Her goal of dismantling the status quo creates problems OITNB didn’t have before—the superfluousness of its trademark flashbacks, to take one example—but it invigorates many of its storylines at the same time. Taystee views the prison’s uprising and the publicity surrounding it as an occasion to tell the world about her best friend’s murder. But as one of Litchfield’s smartest and most pragmatic denizens, she also assumes a leadership role, mourning, negotiating, and seeking vengeance at the same time. It’s a searing character arc that grounds the season and balances its emotional volatility—a quiet point of devastation amid the chaos.

Like OITNB, Weeds lost consistency after abandoning its original formula and evolving into a more straightforward antihero story.
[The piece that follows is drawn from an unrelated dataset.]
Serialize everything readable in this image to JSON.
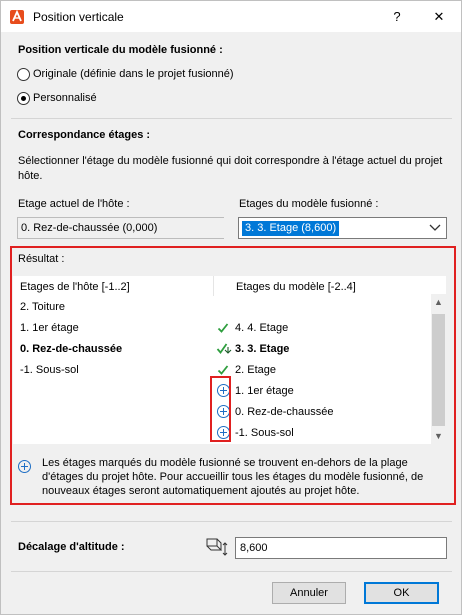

But the outlier, its sixth season, was arguably the most thoughtful, emotionally rich stretch of Weeds’ entire run—a family tragicomedy meditating on how its characters and their relationships had changed over five seasons. It was as if, after two years of border-crossing crime pulp, Kohan had stumbled back onto the right track with newfound passion and direction. In many ways, OITNB’s fifth season progresses as an accelerated version of a similar journey: It’s filled with bizarre detours and is never able to fully click into place, until it suddenly, beautifully does—and then soars above everything that came before it.

The season finale, in that sense, might just be the most brilliantly Kohan-esque episode of Orange Is the New Black to date. It recalls, fittingly, the Weeds Season 6 finale, when Nancy (Mary-Louise Parker) finally turned herself in and the show, through a freeze-frame, implicitly asked an open-ended question: What now? It’s a question that generally energizes Kohan, and she returns to it as she concludes this season of OITNB—a show with wider appeal and grander political significance. By the finale, the season’s hazy dream has already turned into a nightmare; over its final hour, it gradually moves toward a bleak new normal. Some characters hold hands as the prison’s doors are blown down; others are randomly bussed to surrounding facilities. It’s another point of no return for Kohan to end on, a despairing but game-changing cliffhanger that leaves her story’s future in the unknown. It’s strange, disorienting, and exhilarating—Kohan at her best.